JOSEPH CONRAD, Nota del autor a «La línea de sombra»
En el corazón de la religión reside una paradoja esencial. Los tres grandes monoteísmos enseñan a las personas a considerarse seres abyectos, pecadores desgraciados y culpables postrados ante un dios airado y celoso que, según versiones discrepantes, los modelaron o bien a partir del polvo y el barro o bien de un coágulo de sangre. Las posturas para la oración suelen ser imitación de la de un siervo suplicante ante un monarca malhumorado. El mensaje que transmiten es de continua sumisión, gratitud y temor. La vida misma es algo malo: un intervalo en el que prepararse para la otra vida o el advenimiento (o segundo advenimiento) del Mesías.
Por otra parte, como si fuera para compensar, la religión enseña a las personas a centrarse en extremo en sí mismas y a ser absolutamente presuntuosas. Les asegura que dios se preocupa por ellos individualmente y afirma que el cosmos fue creado pensando específicamente en ellos. Esto explica la desdeñosa expresión de los rostros de aquellos que practican la religión con ostentación: ruego disculpe mi modestia y humildad, pero resulta que estoy ocupado cumpliendo una misión de dios.
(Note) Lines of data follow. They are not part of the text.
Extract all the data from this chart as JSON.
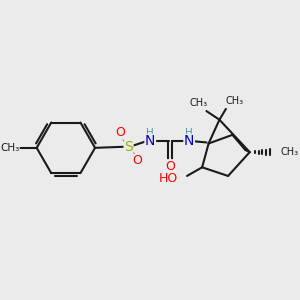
{
  "background_color": "#ebebeb",
  "bond_color": "#1a1a1a",
  "atom_colors": {
    "N": "#0000cc",
    "O": "#ff0000",
    "S": "#aaaa00",
    "C": "#1a1a1a",
    "H": "#4a9a9a"
  },
  "figsize": [
    3.0,
    3.0
  ],
  "dpi": 100,
  "xlim": [
    20,
    280
  ],
  "ylim": [
    50,
    270
  ]
}
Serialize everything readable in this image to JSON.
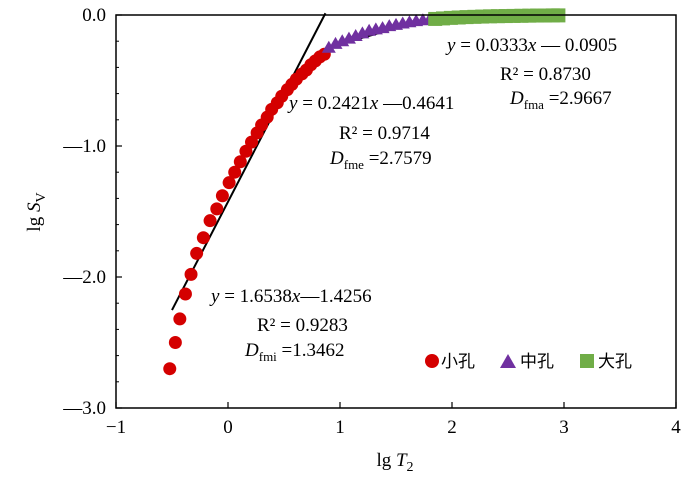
{
  "chart_data": {
    "type": "scatter",
    "title": "",
    "xlabel": {
      "prefix": "lg ",
      "var": "T",
      "sub": "2"
    },
    "ylabel": {
      "prefix": "lg ",
      "var": "S",
      "sub": "V"
    },
    "xlim": [
      -1,
      4
    ],
    "ylim": [
      -3.0,
      0.0
    ],
    "x_ticks": [
      -1,
      0,
      1,
      2,
      3,
      4
    ],
    "x_tick_labels": [
      "−1",
      "0",
      "1",
      "2",
      "3",
      "4"
    ],
    "y_ticks": [
      0.0,
      -1.0,
      -2.0,
      -3.0
    ],
    "y_tick_labels": [
      "0.0",
      "—1.0",
      "—2.0",
      "—3.0"
    ],
    "grid": false,
    "legend_position": "bottom-right",
    "colors": {
      "small": "#d40000",
      "medium": "#7030a0",
      "large": "#70ad47",
      "fit": "#000000"
    },
    "series": [
      {
        "name": "小孔",
        "marker": "circle",
        "x": [
          -0.52,
          -0.47,
          -0.43,
          -0.38,
          -0.33,
          -0.28,
          -0.22,
          -0.16,
          -0.1,
          -0.05,
          0.01,
          0.06,
          0.11,
          0.16,
          0.21,
          0.26,
          0.3,
          0.35,
          0.39,
          0.44,
          0.48,
          0.53,
          0.57,
          0.61,
          0.66,
          0.7,
          0.74,
          0.78,
          0.82,
          0.86
        ],
        "y": [
          -2.7,
          -2.5,
          -2.32,
          -2.13,
          -1.98,
          -1.82,
          -1.7,
          -1.57,
          -1.48,
          -1.38,
          -1.28,
          -1.2,
          -1.12,
          -1.04,
          -0.97,
          -0.9,
          -0.84,
          -0.78,
          -0.72,
          -0.67,
          -0.62,
          -0.57,
          -0.53,
          -0.49,
          -0.45,
          -0.42,
          -0.38,
          -0.35,
          -0.32,
          -0.3
        ]
      },
      {
        "name": "中孔",
        "marker": "triangle",
        "x": [
          0.9,
          0.96,
          1.02,
          1.08,
          1.14,
          1.2,
          1.26,
          1.32,
          1.38,
          1.44,
          1.5,
          1.56,
          1.62,
          1.68,
          1.74,
          1.8
        ],
        "y": [
          -0.25,
          -0.22,
          -0.2,
          -0.18,
          -0.16,
          -0.14,
          -0.12,
          -0.11,
          -0.1,
          -0.085,
          -0.075,
          -0.065,
          -0.055,
          -0.047,
          -0.04,
          -0.033
        ]
      },
      {
        "name": "大孔",
        "marker": "square",
        "x": [
          1.85,
          1.92,
          1.99,
          2.06,
          2.13,
          2.2,
          2.27,
          2.34,
          2.41,
          2.48,
          2.55,
          2.62,
          2.69,
          2.76,
          2.83,
          2.9,
          2.95
        ],
        "y": [
          -0.03,
          -0.026,
          -0.022,
          -0.019,
          -0.016,
          -0.014,
          -0.012,
          -0.01,
          -0.009,
          -0.008,
          -0.007,
          -0.006,
          -0.005,
          -0.004,
          -0.004,
          -0.003,
          -0.003
        ]
      }
    ],
    "fit_lines": [
      {
        "name": "small",
        "slope": 1.6538,
        "intercept": -1.4256,
        "x_range": [
          -0.5,
          0.87
        ]
      },
      {
        "name": "medium",
        "slope": 0.2421,
        "intercept": -0.4641,
        "x_range": [
          0.88,
          1.8
        ]
      },
      {
        "name": "large",
        "slope": 0.0333,
        "intercept": -0.0905,
        "x_range": [
          1.8,
          2.92
        ]
      }
    ],
    "annotations": {
      "large": {
        "eq": [
          "y",
          " = 0.0333",
          "x",
          " — 0.0905"
        ],
        "r2": "R² = 0.8730",
        "d_main": "D",
        "d_sub": "fma",
        "d_val": " =2.9667"
      },
      "medium": {
        "eq": [
          "y",
          " = 0.2421",
          "x",
          " —0.4641"
        ],
        "r2": "R² = 0.9714",
        "d_main": "D",
        "d_sub": "fme",
        "d_val": " =2.7579"
      },
      "small": {
        "eq": [
          "y",
          " = 1.6538",
          "x",
          "—1.4256"
        ],
        "r2": "R² = 0.9283",
        "d_main": "D",
        "d_sub": "fmi",
        "d_val": " =1.3462"
      }
    }
  }
}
Como los seres humanos son por naturaleza solipsistas, todas las formas de superstición gozan de lo que podría denominarse una ventaja natural. En Estados Unidos nos empleamos a fondo para mejorar los edificios de gran altura y los aviones a reacción de gran velocidad (los dos logros que los criminales del 11 de septiembre de 2001 yuxtapusieron con hostilidad), y luego nos negamos con patetismo a atribuirles pisos o números de fila que lleven el intrascendente número 13. Sé que Pitágoras refutaba la astrología mediante la simple observación de que los gemelos idénticos no tienen un mismo futuro; sé también que el zodíaco se creó mucho antes de que se hubieran detectado varios planetas de nuestro sistema solar; y comprendo, desde luego, que no se me podrá «mostrar» mi futuro a largo plazo sin que dicha revelación altere el resultado. Miles de personas consultan a diario los «astros» en los periódicos y luego sufren ataques al corazón o accidentes de tráfico imprevistos. (En una ocasión, un astrólogo de un periódico sensacionalista de Londres fue despedido con una carta de su director que comenzaba diciendo «Como sin duda usted ya habrá previsto…».) En su obra
Mínima moralia,
Theodor Adorno identificó el interés por contemplar las estrellas con la consumación de la imbecilidad. De todos modos, mirando una mañana al azar la predicción para los Aries, porque en una ocasión lo hice, decía «Un miembro del sexo opuesto está interesado en usted y se lo demostrará», me resultó difícil eliminar una leve excitación pueril, que ha sobrevivido en mi recuerdo a la consiguiente decepción. Pero, además, cada vez que salgo de mi apartamento no hay señales de que vaya a venir ningún autobús, mientras que cuando regreso siempre se está acercando uno. De mal humor me digo «Siempre me pasa lo mismo», aun cuando una parte de mi kilo o kilo y medio de cerebro me recuerda que el horario del transporte colectivo de Washington D. C. se elabora y se activa sin atender lo más mínimo a mis desplazamientos. (Digo esto por si pudiera ser importante más adelante: si me atropella un autobús el día que se publique este libro, seguro que habrá gente que dirá que no fue un accidente.)